Мысль обдала ещё одной порцией жара, поэтому, когда он поднял голову от своего тела, чтобы посмотреть на Годжо, то только ухмыльнулся.
Тот шумно сглотнул, видимо, глубоко шокированный его смелостью.
Мегуми и сам не понимал, откуда в нём всё это. Скорее всего, потом ему за это станет стыдно, но то было бы потом, а вот прямо сейчас — сейчас было всё равно на то, что будет потом.
— Раздвинь ноги, — хрипло сказал Сатору, быстро опускаясь вниз.
Фушигуро последовал команде раньше, чем понял, что делает и почему вообще он должен это делать; да и когда вообще было время думать, если прямо сейчас между ног опустилась белая голова?

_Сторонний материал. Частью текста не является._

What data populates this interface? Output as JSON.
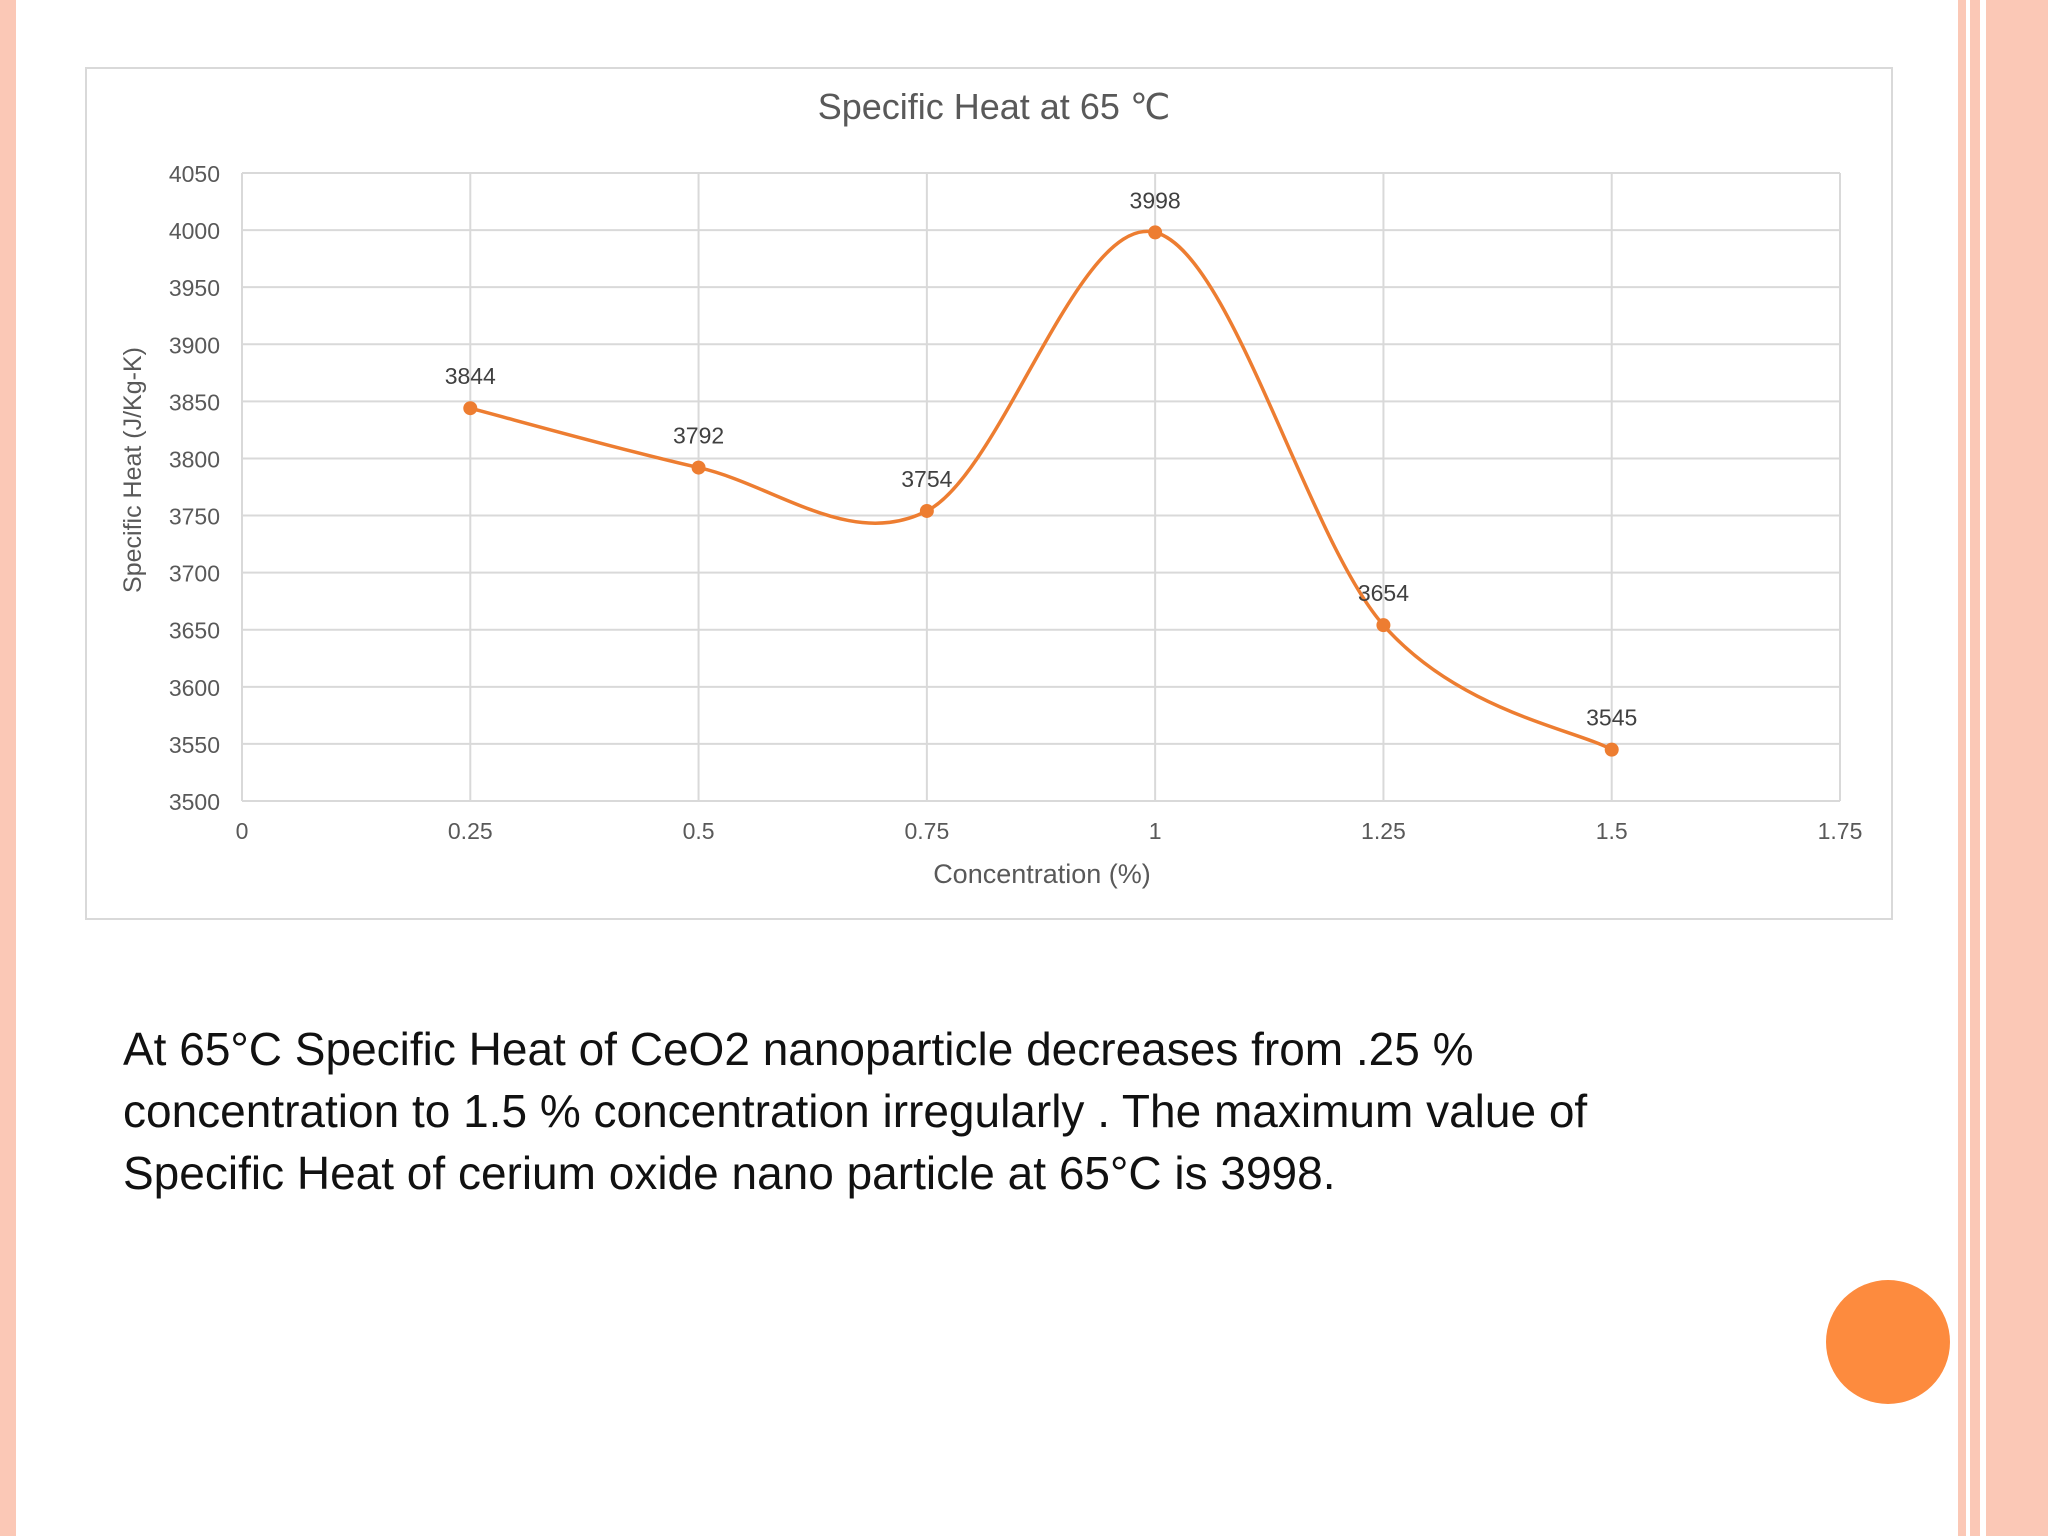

Мягкие влажные губы поцеловали внутреннюю часть бедра, поднялись выше, чтобы прикусить кожу. Не больно, но ощутимо и крепко, чтобы потом провести языком и засосать внутрь, оставляя засос.
Стон вырвался почти сразу. Громкий и шумный полувздох последовал за ним, когда голова стала подниматься выше, целуя и скользя горячим языком, после которого оставался след слюны, что на контрасте отдавал поражающим чувством лёгкой прохлады.
Руки Мегуми нашли своё место на чужой голове. Схватили волосы, то ли желая притянуть поближе, то ли просто чтобы держать. Но ни в коем случае не отстранить, нет, потому что сейчас ему слишком нравилось происходящее.
Да. Потом ему непременно станет стыдно за своё поведение.
Но не сегодня.
И не сейчас.
— Хорошо, — выдохнул Фушигуро, на мгновение прикрывая веки, когда поцелуи стали выше.
Годжо ответил довольным мычанием. Сильные руки наконец-то отстали от талии, опускаясь ниже. Одна застряла с левой стороны, положив большой палец на косточку. Переместилась, поддаваясь вперёд ещё одним пальцем, чтобы очертить круг вторым, заставляя дёрнуть мышцами.
Вторая взяла основание члена. Погладила корень, надавила между яиц, заставляя стоять выше и прямо.
От столь грубой хватки, ласки, Мегуми не смог сдержать стона.
А потом он почувствовал дыхание Сатору на собственном члене.
И открыл глаза как раз в тот момент, когда мягкие губы окружили головку.
Его стон был намного, намного громче и отчаяннее.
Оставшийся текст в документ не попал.